The writer is a space economist and a senior researcher at Harvard Business School’s Institute for Strategy and Competitiveness
When the European Space Agency announced its astronaut selection programme this year, its head of talent acquisition, Lucy van der Tas, expected around 10,000 applications. That was based on the last astronaut callout back in 2008. In the 13 years since then, though, much has changed. The final number of applications exceeded 23,000.
As space economists debate what the industry will be worth in the coming years, the labour market is a good indicator of the trajectory. The changing role of what has traditionally been the industry’s most coveted job — the astronaut — shows how the industry is moving away from being primarily a publicly funded sector to becoming private-market oriented.
In 2008, Elon Musk’s SpaceX came perilously close to running out of time and money to commercialise the launch industry, despite its Falcon 1 rocket successfully delivering a dummy payload to orbit. Back in its early days, while human space flight was still mostly limited to government-backed efforts, SpaceX was legally contesting a Boeing, Lockheed Martin and United Launch Alliance monopoly on US Air Force launches. Its success enabled SpaceX to reach $100B valuation last month. With only four US Space Shuttle missions to the International Space Station in 2008, the barriers to the industry were impossibly high for businesses and individuals alike.
This exclusivity, while detrimental to corporate attempts to break into the sector, is exactly what created distinction among the astronaut corps. But that has begun to change. Back in 2008, the American astronaut was seen as the personification of excellence, the pinnacle of physical, academic and mental toughness and a symbol of the best that the nation could be. Yet, as the space industry moves towards professionalism this varnish may start to lose its shine, much as it did for pilots in the 1980s.
When air travel became as ubiquitous as getting on a bus, the glamour of the job diminished. Virgin Galactic wants to send more than 1,300 private astronauts to space per year starting this decade. Doubling the number of those who summit Mount Everest in a given year, will alter the perception of the space industry, particularly astronaut prestige.

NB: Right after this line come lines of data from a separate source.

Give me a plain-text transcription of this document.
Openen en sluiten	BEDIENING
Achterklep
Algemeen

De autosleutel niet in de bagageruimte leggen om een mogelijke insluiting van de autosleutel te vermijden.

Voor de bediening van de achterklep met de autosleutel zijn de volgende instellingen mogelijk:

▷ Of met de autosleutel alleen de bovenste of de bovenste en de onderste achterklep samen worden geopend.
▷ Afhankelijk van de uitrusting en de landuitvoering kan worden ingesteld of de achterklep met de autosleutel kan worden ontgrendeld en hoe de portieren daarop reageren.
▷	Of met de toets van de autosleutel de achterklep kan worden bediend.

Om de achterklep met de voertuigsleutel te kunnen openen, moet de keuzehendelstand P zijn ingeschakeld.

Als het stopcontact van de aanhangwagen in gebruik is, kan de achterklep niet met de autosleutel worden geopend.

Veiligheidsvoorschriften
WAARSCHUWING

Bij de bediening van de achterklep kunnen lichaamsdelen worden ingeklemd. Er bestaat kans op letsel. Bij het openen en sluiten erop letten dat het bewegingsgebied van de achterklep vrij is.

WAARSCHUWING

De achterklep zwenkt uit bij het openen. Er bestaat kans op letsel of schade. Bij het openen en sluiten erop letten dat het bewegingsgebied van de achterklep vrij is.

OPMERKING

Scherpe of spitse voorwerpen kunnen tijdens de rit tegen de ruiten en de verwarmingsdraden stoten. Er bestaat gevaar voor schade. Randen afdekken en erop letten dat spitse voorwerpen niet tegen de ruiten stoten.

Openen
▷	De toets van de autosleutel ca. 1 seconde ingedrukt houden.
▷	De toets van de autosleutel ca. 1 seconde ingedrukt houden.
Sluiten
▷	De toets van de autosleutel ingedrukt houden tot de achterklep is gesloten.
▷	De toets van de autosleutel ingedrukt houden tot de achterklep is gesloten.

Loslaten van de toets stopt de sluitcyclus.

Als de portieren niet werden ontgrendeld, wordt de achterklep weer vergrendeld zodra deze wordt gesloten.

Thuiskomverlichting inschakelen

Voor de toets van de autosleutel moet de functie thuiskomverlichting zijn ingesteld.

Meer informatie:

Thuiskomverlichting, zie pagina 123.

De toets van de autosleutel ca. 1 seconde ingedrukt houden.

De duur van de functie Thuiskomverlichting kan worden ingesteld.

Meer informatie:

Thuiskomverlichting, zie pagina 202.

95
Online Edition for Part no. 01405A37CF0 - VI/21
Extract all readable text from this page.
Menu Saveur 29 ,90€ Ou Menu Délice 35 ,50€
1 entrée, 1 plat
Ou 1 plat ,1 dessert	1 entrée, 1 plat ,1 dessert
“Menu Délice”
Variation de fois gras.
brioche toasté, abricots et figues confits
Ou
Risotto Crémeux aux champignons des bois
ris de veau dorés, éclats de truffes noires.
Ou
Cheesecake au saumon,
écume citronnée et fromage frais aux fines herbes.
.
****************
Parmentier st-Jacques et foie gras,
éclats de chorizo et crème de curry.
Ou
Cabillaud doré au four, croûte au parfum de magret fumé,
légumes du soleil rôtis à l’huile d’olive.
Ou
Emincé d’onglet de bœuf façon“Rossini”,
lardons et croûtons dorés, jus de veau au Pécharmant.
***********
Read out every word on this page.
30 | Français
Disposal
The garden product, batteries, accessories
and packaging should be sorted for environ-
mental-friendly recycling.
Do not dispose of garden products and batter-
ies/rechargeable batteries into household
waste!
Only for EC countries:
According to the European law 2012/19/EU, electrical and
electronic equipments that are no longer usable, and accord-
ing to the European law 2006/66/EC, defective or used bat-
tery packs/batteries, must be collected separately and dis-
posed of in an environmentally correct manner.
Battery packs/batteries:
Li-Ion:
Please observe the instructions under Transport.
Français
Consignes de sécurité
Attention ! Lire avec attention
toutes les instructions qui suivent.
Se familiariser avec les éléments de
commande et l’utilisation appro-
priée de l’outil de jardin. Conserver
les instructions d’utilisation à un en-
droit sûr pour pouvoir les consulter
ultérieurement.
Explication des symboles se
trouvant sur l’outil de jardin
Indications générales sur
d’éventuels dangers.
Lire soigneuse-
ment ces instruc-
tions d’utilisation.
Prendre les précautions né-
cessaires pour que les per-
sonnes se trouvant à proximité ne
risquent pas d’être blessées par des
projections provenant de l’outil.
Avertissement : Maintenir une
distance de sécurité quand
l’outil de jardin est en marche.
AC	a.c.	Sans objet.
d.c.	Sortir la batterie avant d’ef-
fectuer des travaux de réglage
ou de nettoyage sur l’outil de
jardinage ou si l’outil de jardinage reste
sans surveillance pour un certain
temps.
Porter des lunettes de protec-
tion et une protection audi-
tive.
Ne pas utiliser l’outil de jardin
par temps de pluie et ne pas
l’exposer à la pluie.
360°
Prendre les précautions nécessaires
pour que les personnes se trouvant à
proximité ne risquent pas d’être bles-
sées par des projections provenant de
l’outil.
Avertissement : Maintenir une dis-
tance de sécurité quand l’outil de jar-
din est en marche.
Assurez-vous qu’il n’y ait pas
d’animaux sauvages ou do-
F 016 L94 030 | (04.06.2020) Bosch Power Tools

This professionalisation of the space industry is largely driven by its financialisation. Businesses have rapidly made inroads into the sector, whether financial services, space-focused consultants, or media services such as Payload, a start-up newsletter focusing on space investment deal flow. People will soon be able to name more space start-up founders than Nasa astronauts.
Already today it is founders who are revered. The US no longer shows off Buzz Aldrin to Russia, but Jeff Bezos to China. And in a world where founders can become astronauts too, why would the best and brightest settle for just the spacesuit?
ESA’s fresh crop of applicants, who are currently undergoing rigorous testing, possess multiple PhDs, have lived in Antarctica, dived to the bottom of the Earth’s oceans and flown themselves around the world in home-built aircraft. Will these people be content with a government salary and long periods of isolation away from friends and family, before they fly to a private space station that has created a new class of billionaires? Or will they want to follow a dual trajectory of making millions in their chosen industry, allowing them to eventually turn their eyes to the skies?
We are in the last generation of astronauts who grew up with a public-sector space mentality. In another 10 years, Nasa, ESA and other agencies may turn to TikTok for their primary recruitment. Or perhaps, by that point, they will be applying to Nasa’s new privatised Astronaut Corp: Bezos’ Blue Origin.